The partners, who had invested their own capital in the privately held company, certainly developed PlumParty.Com smartly and methodically.
But business growth was far from slow. Indeed, demand was such that they found themselves stocking more than 4,000 party-related items.
Those items covered more than 60 party themes. The themes tend to reflect various celebratory seasons: in late spring, for example, some of their customers throw parties to mark the big horse races, such as the Kentucky Derby. On June 6, many people hosted parties marking "6-6-6" - the sixth day of the sixth month of the year 2006.
As summer approaches, parties tend toward sun and surf. Halloween is another big theme.
Ms. Konopko and Ms. Meyer - who are both married, with children - say they enjoy enabling their customers to throw children's parties, and weddings. On one recent day, they gave ideas to a customer throwing a baby shower in Los Angeles, and a square-dancing festival at a church in Idaho. One customer hosted a cemetery party - with black candles, skeleton napkin rings, and other ghoulish accouterments.
"The idea is to do something for a party that will make the guests laugh or gasp," Ms. Meyer said. "Our supplies get people talking - and that loosens them up. We add energy to a party."

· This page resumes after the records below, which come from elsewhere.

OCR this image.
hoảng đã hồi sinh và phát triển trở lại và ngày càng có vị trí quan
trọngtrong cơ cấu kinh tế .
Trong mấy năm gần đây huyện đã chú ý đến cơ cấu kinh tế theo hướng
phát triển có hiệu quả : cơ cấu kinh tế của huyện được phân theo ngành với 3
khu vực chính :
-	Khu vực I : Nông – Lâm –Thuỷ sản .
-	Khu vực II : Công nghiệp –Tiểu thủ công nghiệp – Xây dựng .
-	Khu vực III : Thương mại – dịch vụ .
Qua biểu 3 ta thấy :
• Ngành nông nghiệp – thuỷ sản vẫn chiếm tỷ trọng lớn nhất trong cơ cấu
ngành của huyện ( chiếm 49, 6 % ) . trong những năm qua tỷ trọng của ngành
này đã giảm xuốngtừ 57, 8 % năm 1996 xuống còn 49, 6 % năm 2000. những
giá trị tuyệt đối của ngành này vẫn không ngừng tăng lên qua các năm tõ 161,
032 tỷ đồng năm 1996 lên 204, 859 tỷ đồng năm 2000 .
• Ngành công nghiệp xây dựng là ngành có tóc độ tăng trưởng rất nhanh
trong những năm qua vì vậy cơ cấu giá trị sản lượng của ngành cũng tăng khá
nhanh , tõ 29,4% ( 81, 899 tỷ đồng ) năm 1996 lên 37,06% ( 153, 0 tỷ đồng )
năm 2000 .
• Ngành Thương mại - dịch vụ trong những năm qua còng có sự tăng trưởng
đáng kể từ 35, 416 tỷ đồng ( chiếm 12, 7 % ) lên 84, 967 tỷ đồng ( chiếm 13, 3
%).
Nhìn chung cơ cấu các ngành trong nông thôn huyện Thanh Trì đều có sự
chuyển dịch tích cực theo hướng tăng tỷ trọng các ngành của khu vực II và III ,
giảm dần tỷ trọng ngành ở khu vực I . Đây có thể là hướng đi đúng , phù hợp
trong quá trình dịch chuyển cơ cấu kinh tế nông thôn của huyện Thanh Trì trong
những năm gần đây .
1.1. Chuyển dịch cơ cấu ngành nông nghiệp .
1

Both partners seem genetically blessed with energy. Ms. Konopko's mother, Karolyn Gould, is a well-known urban planner and social activist; Ms. Meyer's late mother, Catalina Meyer, was active in the arts and entrepreneurship.
While the two partners have a keen eye for design and details, and provide original party material, they do not provide the catering. They make suggestions of vendors for food and special requirements, such as lights and music to help their customers create great events. They even have video blogs on their site to give their customers hands-on ideas.
"We're a one-stop shop," Ms. Konopko said. "From themes to invitations to party supplies, our customers need not look beyond our business."
The business is in the black, according to Ms. Konopko, although neither partner will disclose specific sales figures. Overall, the home-and-office entertainment business in America has annual revenues of $10 billion, according to the trade publication "Party and Paper Retailer."
"The next two years will be about more growth," Ms. Konopko said. "I feel that we've really hit our stride."
What lies ahead may include accepting outside funding to expand the business.
"We wanted to wait until the right time," Ms. Konopko said.
Ms. Meyer added: "We didn't get to where we are overnight. We did it the old fashioned way - lots of hard work, determination, creativity, and good teamwork."